5G’nin ara bağlanabilirliği ve bant genişliği, dağıtılmış hizmet reddi (DDoS) saldırılarının, bir saldırı sırasında daha büyük veri paketleri oluşturabileceği ve etkili bir şekilde izlenmesinin veya kapatılmasının zorlaşabileceği anlamına gelir.

5G Ağlarının Güvenliğini Sağlamak İçin Minimum Standartlar

5G ağlarının güvenliğini sağlamak, bu ağların karmaşıklığı nedeniyle tek seferlik basit bir yaklaşım değildir. En azından tüm ağlar arası ve ağ içi trafiğin, mevcut 4G ağlarından daha yüksek seviyelere uygun şekilde şifrelenmesi gerekir.

Daha sonra, gizli dinleme ve ilgili saldırılara karşı koruma sağlamak amacıyla yeterli uygulama katmanı güvenliği sağlamak için yeni 5G ağ mimarileri kullanılmalıdır.

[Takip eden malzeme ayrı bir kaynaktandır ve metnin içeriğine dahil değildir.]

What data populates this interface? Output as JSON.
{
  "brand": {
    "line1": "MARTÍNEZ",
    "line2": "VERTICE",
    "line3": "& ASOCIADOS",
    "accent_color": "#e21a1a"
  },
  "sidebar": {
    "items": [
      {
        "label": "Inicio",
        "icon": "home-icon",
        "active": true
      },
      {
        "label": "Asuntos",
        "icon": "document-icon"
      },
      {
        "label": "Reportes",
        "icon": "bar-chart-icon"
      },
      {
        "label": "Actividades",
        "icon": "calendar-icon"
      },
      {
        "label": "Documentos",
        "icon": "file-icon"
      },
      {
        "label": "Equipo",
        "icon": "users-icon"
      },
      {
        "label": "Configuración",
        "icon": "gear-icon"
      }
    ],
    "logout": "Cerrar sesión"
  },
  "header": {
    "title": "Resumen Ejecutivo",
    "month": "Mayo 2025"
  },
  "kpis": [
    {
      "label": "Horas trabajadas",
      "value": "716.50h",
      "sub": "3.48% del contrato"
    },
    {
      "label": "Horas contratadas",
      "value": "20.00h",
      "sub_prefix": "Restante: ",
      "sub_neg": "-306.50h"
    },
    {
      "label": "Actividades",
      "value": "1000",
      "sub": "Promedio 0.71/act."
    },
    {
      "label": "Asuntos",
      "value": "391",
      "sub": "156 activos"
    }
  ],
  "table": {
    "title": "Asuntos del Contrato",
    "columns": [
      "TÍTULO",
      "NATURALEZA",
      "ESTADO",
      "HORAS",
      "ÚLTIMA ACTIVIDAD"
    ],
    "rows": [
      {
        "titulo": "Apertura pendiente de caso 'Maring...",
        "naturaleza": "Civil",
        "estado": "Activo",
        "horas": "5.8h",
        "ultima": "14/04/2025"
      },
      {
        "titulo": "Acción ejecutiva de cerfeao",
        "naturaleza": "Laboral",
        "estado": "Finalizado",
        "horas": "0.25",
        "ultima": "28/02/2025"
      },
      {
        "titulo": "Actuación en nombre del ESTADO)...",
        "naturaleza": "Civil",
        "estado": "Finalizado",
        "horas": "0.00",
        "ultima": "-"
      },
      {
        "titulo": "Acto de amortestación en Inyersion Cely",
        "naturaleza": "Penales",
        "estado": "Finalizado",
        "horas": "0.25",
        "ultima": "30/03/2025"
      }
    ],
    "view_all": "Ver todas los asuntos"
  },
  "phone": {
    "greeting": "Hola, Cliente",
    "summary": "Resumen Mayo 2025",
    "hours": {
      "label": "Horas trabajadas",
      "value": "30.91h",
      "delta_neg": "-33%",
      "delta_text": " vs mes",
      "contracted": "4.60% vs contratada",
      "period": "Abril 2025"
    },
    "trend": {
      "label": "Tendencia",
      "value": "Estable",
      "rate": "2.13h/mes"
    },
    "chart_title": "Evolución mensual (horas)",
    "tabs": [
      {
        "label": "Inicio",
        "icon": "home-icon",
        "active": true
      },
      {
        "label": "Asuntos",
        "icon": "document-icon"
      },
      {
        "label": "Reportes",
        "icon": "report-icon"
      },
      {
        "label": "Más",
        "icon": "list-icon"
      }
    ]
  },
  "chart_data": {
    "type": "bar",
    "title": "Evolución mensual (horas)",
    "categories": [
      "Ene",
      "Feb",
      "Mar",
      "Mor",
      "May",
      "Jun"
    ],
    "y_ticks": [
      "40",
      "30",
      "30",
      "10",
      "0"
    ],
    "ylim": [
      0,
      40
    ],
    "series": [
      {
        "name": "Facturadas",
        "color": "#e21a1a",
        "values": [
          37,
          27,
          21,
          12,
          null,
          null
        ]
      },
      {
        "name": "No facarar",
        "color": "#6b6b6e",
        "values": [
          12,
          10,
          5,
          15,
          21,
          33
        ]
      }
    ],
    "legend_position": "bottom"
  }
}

Fiziksel kaynakların bir güvenlik tehdidi tarafından ele geçirilmemesi için konteynerleştirme gibi uygun güvenlik önlemlerinin sanal ortamlara da uygulanması gerekir.

Orta Doğu’da her geçen gün daha fazla ülke vatandaşlarının yaşamlarını iyileştirmek için üstün ağ yeteneklerinden yararlanmaya çalışırken, bunlar 5G’nin uygulanması için alınması gereken ilk önlemlerden sadece birkaçı.